Fuego amigo

Una huelga nunca vista

Era algo inaudito. Jamás había ocurrido nada parecido, pero ahí estaban. Mejor dicho, ahí, en su puesto de trabajo, no estaban, se habían declarado en huelga. El pueblo los tenía mitificados desde tiempos inmemoriales. Sin su figura casi omnipotente, el concepto de justicia perdía todo su sentido. Sus sentencias, por mucho que hablaran en un lenguaje extraño para el común de los mortales, infundían respeto, cuando no pavor.

Constituían uno de los pilares del Estado, uno de los más temidos, hasta el punto de que los propios gobiernos recibían sus palabras, sus consejos, sus admoniciones y condenas con desasosiego. Para subrayar su autoridad, gustaban de vestir con extraños ropajes negros, de buen paño, como correspondía a gente de tan alta magistratura.

Siempre se pensó de ellos que, como garantes de la moral, eran incorruptibles, dueños de un profundo desapego por hacer fortuna gracias a los privilegios inherentes a su autoridad, incapaces de participar en las cacerías que engolfan la mente y corrompen el espíritu de los representantes de las otras instituciones del Estado.

Pero por muy inaudito que pareciera, lo cierto es que por primera vez en la Historia, los curas se habían puesto en huelga.

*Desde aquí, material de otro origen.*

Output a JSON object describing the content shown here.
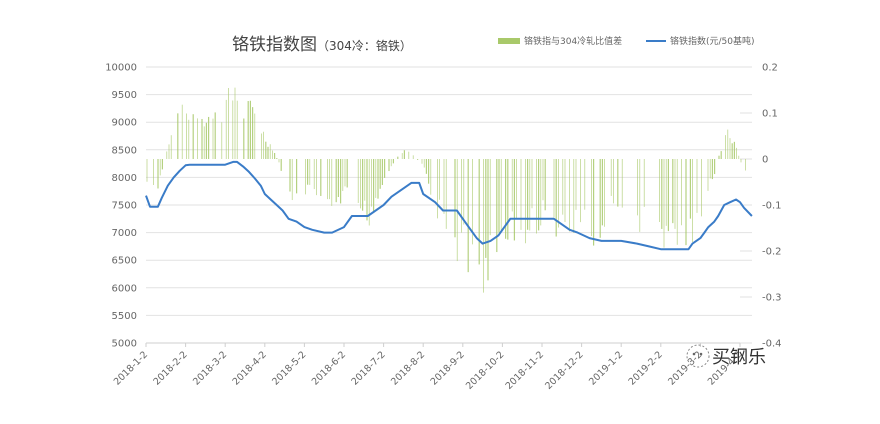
{
  "chart_data": {
    "type": "bar+line",
    "title": "铬铁指数图",
    "subtitle": "（304冷：铬铁）",
    "legend": [
      {
        "name": "铬铁指与304冷轧比值差",
        "type": "bar",
        "color": "#a9c96a",
        "axis": "right"
      },
      {
        "name": "铬铁指数(元/50基吨)",
        "type": "line",
        "color": "#3a7cc8",
        "axis": "left"
      }
    ],
    "left_axis": {
      "min": 5000,
      "max": 10000,
      "step": 500,
      "ticks": [
        "10000",
        "9500",
        "9000",
        "8500",
        "8000",
        "7500",
        "7000",
        "6500",
        "6000",
        "5500",
        "5000"
      ]
    },
    "right_axis": {
      "min": -0.4,
      "max": 0.2,
      "step": 0.1,
      "ticks": [
        "0.2",
        "0.1",
        "0",
        "-0.1",
        "-0.2",
        "-0.3",
        "-0.4"
      ]
    },
    "x_ticks": [
      "2018-1-2",
      "2018-2-2",
      "2018-3-2",
      "2018-4-2",
      "2018-5-2",
      "2018-6-2",
      "2018-7-2",
      "2018-8-2",
      "2018-9-2",
      "2018-10-2",
      "2018-11-2",
      "2018-12-2",
      "2019-1-2",
      "2019-2-2",
      "2019-3-2",
      "2019-4-2"
    ],
    "grid": true,
    "legend_position": "top-right",
    "series": [
      {
        "name": "铬铁指数(元/50基吨)",
        "x_month_index": [
          0,
          0.1,
          0.3,
          0.4,
          0.55,
          0.7,
          0.85,
          1.0,
          1.1,
          1.3,
          2.0,
          2.2,
          2.3,
          2.45,
          2.6,
          2.75,
          2.9,
          3.0,
          3.15,
          3.3,
          3.45,
          3.6,
          3.8,
          4.0,
          4.2,
          4.5,
          4.7,
          5.0,
          5.2,
          5.6,
          6.0,
          6.2,
          6.5,
          6.7,
          6.9,
          7.0,
          7.3,
          7.5,
          7.7,
          7.85,
          8.0,
          8.2,
          8.35,
          8.5,
          8.7,
          8.9,
          9.0,
          9.2,
          10.0,
          10.3,
          10.5,
          10.7,
          10.9,
          11.2,
          11.5,
          12.0,
          12.4,
          12.7,
          13.0,
          13.7,
          13.8,
          14.0,
          14.1,
          14.2,
          14.35,
          14.45,
          14.6,
          14.75,
          14.9,
          15.0,
          15.1,
          15.3
        ],
        "values": [
          7670,
          7470,
          7470,
          7630,
          7850,
          8000,
          8120,
          8220,
          8230,
          8230,
          8230,
          8280,
          8280,
          8200,
          8100,
          7980,
          7850,
          7700,
          7600,
          7500,
          7400,
          7250,
          7200,
          7100,
          7050,
          7000,
          7000,
          7100,
          7300,
          7300,
          7500,
          7650,
          7800,
          7900,
          7900,
          7700,
          7550,
          7400,
          7400,
          7400,
          7250,
          7050,
          6900,
          6800,
          6850,
          6950,
          7050,
          7250,
          7250,
          7250,
          7150,
          7050,
          7000,
          6900,
          6850,
          6850,
          6800,
          6750,
          6700,
          6700,
          6800,
          6900,
          7000,
          7100,
          7200,
          7300,
          7500,
          7550,
          7600,
          7550,
          7450,
          7300
        ]
      },
      {
        "name": "铬铁指与304冷轧比值差",
        "note": "approximate envelope of daily bars (right axis)",
        "x_month_index": [
          0,
          0.3,
          0.6,
          0.9,
          1.2,
          1.5,
          1.8,
          2.1,
          2.3,
          2.5,
          2.8,
          3.0,
          3.2,
          3.5,
          3.8,
          4.0,
          4.3,
          4.6,
          5.0,
          5.3,
          5.6,
          6.0,
          6.3,
          6.6,
          7.0,
          7.3,
          7.6,
          8.0,
          8.3,
          8.5,
          8.7,
          9.0,
          9.3,
          9.6,
          10.0,
          10.3,
          10.6,
          11.0,
          11.3,
          11.6,
          12.0,
          12.3,
          12.6,
          13.0,
          13.3,
          13.5,
          13.7,
          14.0,
          14.3,
          14.5,
          14.7,
          14.9,
          15.1,
          15.3
        ],
        "values": [
          -0.06,
          -0.08,
          0.06,
          0.12,
          0.13,
          0.12,
          0.12,
          0.16,
          0.17,
          0.14,
          0.12,
          0.06,
          0.03,
          -0.05,
          -0.12,
          -0.08,
          -0.12,
          -0.15,
          -0.1,
          -0.12,
          -0.16,
          -0.06,
          0.0,
          0.03,
          -0.02,
          -0.12,
          -0.2,
          -0.25,
          -0.28,
          -0.31,
          -0.28,
          -0.22,
          -0.18,
          -0.2,
          -0.15,
          -0.18,
          -0.2,
          -0.18,
          -0.2,
          -0.15,
          -0.12,
          -0.14,
          -0.18,
          -0.2,
          -0.21,
          -0.19,
          -0.23,
          -0.15,
          -0.06,
          0.02,
          0.07,
          0.04,
          -0.04,
          -0.03
        ]
      }
    ]
  },
  "watermark": {
    "icon": "wechat-icon",
    "text": "买钢乐"
  }
}
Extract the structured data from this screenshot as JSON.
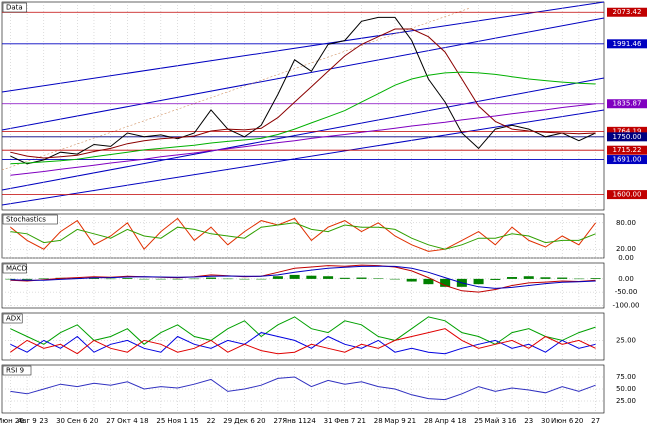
{
  "chart_data": [
    {
      "type": "line",
      "title": "Data",
      "categories": [
        "Июн 26",
        "Авг 9",
        "23",
        "30",
        "Сен 6",
        "20",
        "27",
        "Окт 4",
        "18",
        "25",
        "Ноя 1",
        "15",
        "22",
        "29",
        "Дек 6",
        "20",
        "27",
        "Янв 11",
        "24",
        "31",
        "Фев 7",
        "21",
        "28",
        "Мар 9",
        "21",
        "28",
        "Апр 4",
        "18",
        "25",
        "Май 3",
        "16",
        "23",
        "30",
        "Июн 6",
        "20",
        "27"
      ],
      "ylim": [
        1560,
        2100
      ],
      "series": [
        {
          "color": "#000000",
          "values": [
            1700,
            1680,
            1690,
            1710,
            1705,
            1730,
            1725,
            1760,
            1750,
            1755,
            1745,
            1760,
            1820,
            1770,
            1750,
            1780,
            1860,
            1950,
            1920,
            1990,
            2000,
            2050,
            2060,
            2060,
            2000,
            1900,
            1840,
            1760,
            1720,
            1770,
            1780,
            1770,
            1750,
            1760,
            1740,
            1760
          ]
        },
        {
          "color": "#8b0000",
          "values": [
            1710,
            1700,
            1695,
            1698,
            1702,
            1712,
            1720,
            1732,
            1740,
            1745,
            1748,
            1752,
            1765,
            1770,
            1768,
            1772,
            1800,
            1840,
            1880,
            1920,
            1960,
            1990,
            2010,
            2030,
            2030,
            2010,
            1970,
            1900,
            1830,
            1790,
            1770,
            1765,
            1762,
            1760,
            1758,
            1760
          ]
        },
        {
          "color": "#00b000",
          "values": [
            1680,
            1682,
            1685,
            1688,
            1692,
            1698,
            1704,
            1710,
            1716,
            1720,
            1724,
            1728,
            1734,
            1738,
            1742,
            1746,
            1756,
            1770,
            1786,
            1802,
            1818,
            1840,
            1862,
            1884,
            1900,
            1910,
            1916,
            1918,
            1916,
            1912,
            1906,
            1900,
            1896,
            1892,
            1889,
            1887
          ]
        },
        {
          "color": "#8000c0",
          "values": [
            1650,
            1655,
            1660,
            1666,
            1671,
            1676,
            1682,
            1687,
            1692,
            1698,
            1703,
            1708,
            1714,
            1719,
            1724,
            1730,
            1735,
            1740,
            1746,
            1751,
            1756,
            1762,
            1767,
            1772,
            1778,
            1783,
            1788,
            1794,
            1799,
            1804,
            1810,
            1815,
            1820,
            1826,
            1831,
            1836
          ]
        }
      ],
      "levels": [
        {
          "value": 2073.42,
          "color": "#c00000"
        },
        {
          "value": 1991.46,
          "color": "#0000c0"
        },
        {
          "value": 1835.87,
          "color": "#8000c0"
        },
        {
          "value": 1764.19,
          "color": "#c00000"
        },
        {
          "value": 1750,
          "label": "1750.00",
          "color": "#000080"
        },
        {
          "value": 1715.22,
          "color": "#c00000"
        },
        {
          "value": 1691,
          "label": "1691.00",
          "color": "#0000c0"
        },
        {
          "value": 1600,
          "label": "1600.00",
          "color": "#c00000"
        }
      ]
    },
    {
      "type": "line",
      "title": "Stochastics",
      "ylim": [
        0,
        100
      ],
      "yticks": [
        {
          "value": 0,
          "label": "0.00"
        },
        {
          "value": 20,
          "label": "20.00"
        },
        {
          "value": 80,
          "label": "80.00"
        }
      ],
      "series": [
        {
          "color": "#e03000",
          "values": [
            70,
            40,
            20,
            60,
            85,
            30,
            50,
            80,
            20,
            60,
            90,
            40,
            70,
            30,
            60,
            85,
            75,
            90,
            40,
            70,
            85,
            60,
            80,
            50,
            30,
            15,
            20,
            40,
            60,
            30,
            70,
            40,
            25,
            50,
            30,
            80
          ]
        },
        {
          "color": "#30a000",
          "values": [
            60,
            55,
            35,
            40,
            65,
            55,
            45,
            65,
            50,
            45,
            70,
            65,
            55,
            50,
            45,
            70,
            75,
            80,
            65,
            60,
            75,
            70,
            70,
            65,
            45,
            30,
            20,
            30,
            45,
            45,
            55,
            50,
            35,
            40,
            40,
            55
          ]
        }
      ]
    },
    {
      "type": "line",
      "title": "MACD",
      "ylim": [
        -110,
        60
      ],
      "yticks": [
        {
          "value": 0,
          "label": "0.00"
        },
        {
          "value": -50,
          "label": "-50.00"
        },
        {
          "value": -100,
          "label": "-100.00"
        }
      ],
      "series": [
        {
          "type": "bar",
          "color": "#008000",
          "values": [
            -2,
            -3,
            2,
            4,
            4,
            4,
            1,
            3,
            0,
            -1,
            -2,
            1,
            5,
            1,
            -2,
            0,
            10,
            15,
            12,
            10,
            4,
            5,
            2,
            -2,
            -10,
            -20,
            -30,
            -30,
            -20,
            -4,
            7,
            10,
            6,
            5,
            1,
            3
          ]
        },
        {
          "color": "#c00000",
          "values": [
            -5,
            -8,
            -3,
            2,
            5,
            8,
            6,
            10,
            8,
            6,
            4,
            8,
            15,
            12,
            8,
            10,
            25,
            40,
            45,
            50,
            48,
            52,
            50,
            45,
            30,
            5,
            -25,
            -45,
            -50,
            -40,
            -25,
            -15,
            -12,
            -8,
            -10,
            -5
          ]
        },
        {
          "color": "#0000c0",
          "values": [
            -3,
            -5,
            -5,
            -2,
            1,
            4,
            5,
            7,
            8,
            7,
            6,
            7,
            10,
            11,
            10,
            10,
            15,
            25,
            33,
            40,
            44,
            47,
            48,
            47,
            40,
            25,
            5,
            -15,
            -30,
            -36,
            -32,
            -25,
            -18,
            -13,
            -11,
            -8
          ]
        }
      ]
    },
    {
      "type": "line",
      "title": "ADX",
      "ylim": [
        0,
        60
      ],
      "yticks": [
        {
          "value": 25,
          "label": "25.00"
        }
      ],
      "series": [
        {
          "color": "#00a000",
          "values": [
            40,
            30,
            20,
            35,
            45,
            25,
            30,
            40,
            20,
            35,
            45,
            30,
            25,
            40,
            50,
            30,
            45,
            55,
            40,
            35,
            50,
            45,
            30,
            25,
            40,
            55,
            50,
            35,
            30,
            20,
            35,
            40,
            30,
            25,
            35,
            42
          ]
        },
        {
          "color": "#0000e0",
          "values": [
            20,
            10,
            25,
            15,
            30,
            10,
            20,
            25,
            15,
            10,
            30,
            20,
            15,
            25,
            20,
            35,
            30,
            25,
            15,
            30,
            20,
            15,
            25,
            10,
            15,
            10,
            8,
            15,
            20,
            25,
            15,
            20,
            10,
            25,
            15,
            20
          ]
        },
        {
          "color": "#e00000",
          "values": [
            10,
            25,
            15,
            20,
            8,
            25,
            15,
            10,
            25,
            20,
            10,
            15,
            25,
            10,
            20,
            12,
            8,
            10,
            20,
            15,
            10,
            20,
            15,
            25,
            30,
            35,
            40,
            25,
            15,
            20,
            25,
            15,
            30,
            20,
            25,
            15
          ]
        }
      ]
    },
    {
      "type": "line",
      "title": "RSI 9",
      "ylim": [
        0,
        100
      ],
      "yticks": [
        {
          "value": 25,
          "label": "25.00"
        },
        {
          "value": 50,
          "label": "50.00"
        },
        {
          "value": 75,
          "label": "75.00"
        }
      ],
      "series": [
        {
          "color": "#3030c0",
          "values": [
            45,
            40,
            50,
            60,
            55,
            62,
            58,
            65,
            50,
            55,
            52,
            60,
            70,
            45,
            50,
            58,
            72,
            75,
            55,
            68,
            60,
            65,
            55,
            50,
            38,
            30,
            28,
            40,
            55,
            45,
            52,
            48,
            42,
            55,
            45,
            58
          ]
        }
      ]
    }
  ]
}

Sólo dios sabe cuántos niños sin bautizar perdieron el paraíso por culpa de que las iglesias habían sido cerradas al culto (el 60%, según el comité episcopal de huelga), ni cuántas parejas amancebadas permanecieron sine die en pecado porque las fechas de sus bodas se habían cancelado, ni cuántos pecadores murieron de un infarto sin haber tenido la oportunidad de alcanzar el perdón, con los confesionarios clausurados y vigilados por fieros comités de huelguistas.

Y ante aquel espectáculo insólito y desconcertante, la gente se preguntaba: ¿Os parece lógico que los curas tengan derecho a la huelga?